About two weeks prior to the 92nd anniversary of the founding of the Communist Party of China (CPC), the world's biggest ruling Party has reaffirmed its "mass line" -- an important guideline defining Party-people relations.
Xi Jinping, General Secretary of the CPC Central Committee, said Tuesday that the Party's upcoming year-long campaign will be a "thorough cleanup" of undesirable work styles such as formalism, bureaucratism, hedonism and extravagance.
The Political Bureau of the CPC Central Committee decided at a conference in April to launch the campaign to boost ties between Party members and the public from the latter half of this year.
The move will focus on officials at or above county level, who are required to reflect on their own practices and correct any misbehavior.
"Winning or losing public support is an issue that concerns the CPC's survival or extinction," Xi stressed.
The mass line requires the Party to give top priority to the interests of the people, share weal and woe with them, maintain the closest possible ties with them and persist in exercising power for them, showing concern for them and working for their interests.
It also means that the CPC does everything for the people, relies on people in every task and carries out the principle of "from the masses, to the masses."
The Constitution of the CPC says that "the Party has no special interests of its own apart from the interests of the working class and the broadest masses of the people."

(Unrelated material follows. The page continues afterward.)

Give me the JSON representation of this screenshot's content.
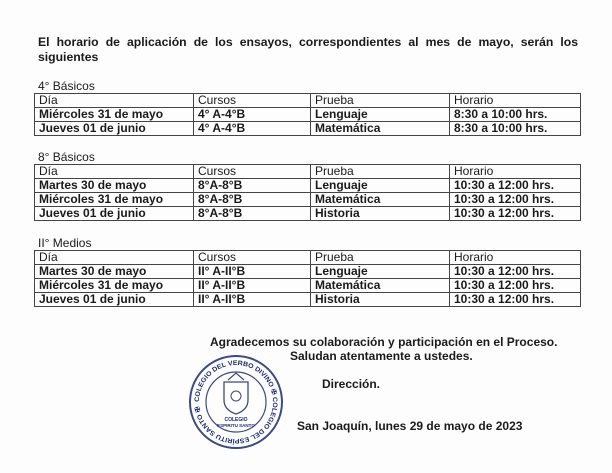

Over the past decades, China has grown to be the world's second largest economy with hundreds of millions of individuals' lives being improved.
During the period, China exempted agricultural tax, has provided free nine-year compulsory education and has established a basic medical care system that nearly covers the whole nation, all of which, among others, contribute to the solid Party-people relations.
However, not all the issues could be resolved through economic development. In the era of informatization, democratization and globalization, it becomes much more difficult for the Party to coordinate people's diversified interest.
Moreover, a slew of Party members and officials do not care about people's weal and woe, testing their relations with people.
Corruption still exists. Former railways minister Liu Zhijun stood trial in Beijing earlier this month on charges of bribery and abuse of power.
Several senior officials have been investigated, such as Liu Tienan, former deputy director of the National Development and Reform Commission, and Li Chuncheng, former vice-secretary of the CPC committee of southwest China's Sichuan Province.
As the Party Constitution says, the biggest political advantage of the Party lies in its close ties with the masses while the biggest potential danger for it as a governing party comes from its divorce from them.
It is high time for the CPC to launch an education campaign in which Party members are required to "watch from the mirror, groom oneself, take a bath and seek remedies," or in brief, to reflect on their own practices and correct any misbehavior.